Foto Fabio Cimaglia / LaPresseRoma 14-05-2015PoliticaPuntata di Porta a Porta con Carla Ruocco, Debora Serracchiani, Anna Maria Bernini Nella foto Debora SerracchianiPhoto Fabio Cimaglia / LaPresseRome 14-05-2015PoliticEpisode of Porta a Porta with Carla Ruocco, Debora Serracchiani, Anna Maria BerniniIn the photo Debora Serracchiani

Roma, 16 mag. (LaPresse) – “Il senatore Pittoni è troppo navigato conoscitore delle cose della scuola per non sapere come stanno le cose: perciò sta facendo lo scaricabarile sulla pelle dei docenti”. Lo ha affermato la deputata del PD Debora Serracchiani, replicando al senatore della Lega Mario Pittoni, il quale ha dichiarato che sul problema dei precari della scuola ” nell’attuale fase, l’unico intervento praticabile è un decreto del Governo”.

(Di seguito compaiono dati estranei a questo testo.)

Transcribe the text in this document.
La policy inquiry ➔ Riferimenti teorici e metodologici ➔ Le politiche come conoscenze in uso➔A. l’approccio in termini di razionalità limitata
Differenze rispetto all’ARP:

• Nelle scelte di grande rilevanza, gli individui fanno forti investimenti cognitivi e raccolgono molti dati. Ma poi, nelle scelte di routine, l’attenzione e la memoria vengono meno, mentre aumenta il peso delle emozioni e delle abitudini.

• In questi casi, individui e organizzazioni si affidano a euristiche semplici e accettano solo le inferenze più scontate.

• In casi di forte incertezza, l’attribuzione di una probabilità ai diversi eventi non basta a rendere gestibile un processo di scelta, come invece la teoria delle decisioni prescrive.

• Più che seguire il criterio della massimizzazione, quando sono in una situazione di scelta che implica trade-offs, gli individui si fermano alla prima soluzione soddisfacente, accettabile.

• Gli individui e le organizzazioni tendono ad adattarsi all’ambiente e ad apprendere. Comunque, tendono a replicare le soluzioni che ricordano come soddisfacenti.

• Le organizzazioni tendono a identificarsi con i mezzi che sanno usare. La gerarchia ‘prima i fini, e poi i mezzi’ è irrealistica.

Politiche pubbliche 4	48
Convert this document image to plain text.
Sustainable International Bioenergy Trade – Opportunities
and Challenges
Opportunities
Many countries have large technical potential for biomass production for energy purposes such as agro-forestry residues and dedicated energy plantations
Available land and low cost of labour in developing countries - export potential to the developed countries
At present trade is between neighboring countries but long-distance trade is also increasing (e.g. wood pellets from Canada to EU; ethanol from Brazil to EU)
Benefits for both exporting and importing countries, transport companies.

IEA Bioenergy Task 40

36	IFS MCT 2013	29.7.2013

Per Serracchiani “Pittoni trova la voglia di polemizzare proprio mentre nella nostra regione si stanno per dispiegare gli effetti della sentenza sentenza del Consiglio di Stato dello scorso dicembre, in forza della quale molti insegnanti nelle scuole primarie e dell’infanzia del Friuli Venezia Giulia potrebbero essere costretti ad abbandonare il proprio posto di lavoro”.

“Il senatore Pittoni infatti sa bene – ha aggiunto Serracchiani – che un Governo in ordinaria amministrazione non può emanare decreti di questa natura, e che per farlo ha bisogno di un preciso indirizzo politico, che può venire solo dalle forze che sono in Parlamento. E in proposito, mentre non risultano iniziative parlamentari della Lega, Pittoni incluso, e a quanto consta nulla c’è nel famoso ‘contratto di governo’, il Pd ha presentato una proposta di legge ed è pronto a lavorare con gli altri partiti per trovare una soluzione”

“Pittoni forse vuole informare che sono fuori strada – ha indicato la deputata dem – anche le sigle sindacali che hanno inviato ai capigruppo parlamentari di Camera e Senato una nota unitaria con la richiesta urgente di incontro per esporre le problematiche relative a questi docenti e per ricercare una soluzione politica per queste decine di migliaia di personale scolastico. Ritiene che, se la soluzione fosse in carico al Ministero dell’Istruzione, i sindacati non avrebbero scelto questo come interlocutore?”.

“Il mio intervento, originato dalla volontà di contribuire a trovare una soluzione, ha purtroppo incontrato un atteggiamento di chiusura. Peccato – ha concluso Serracchiani – perché non fa fare un passo alla causa dei docenti”.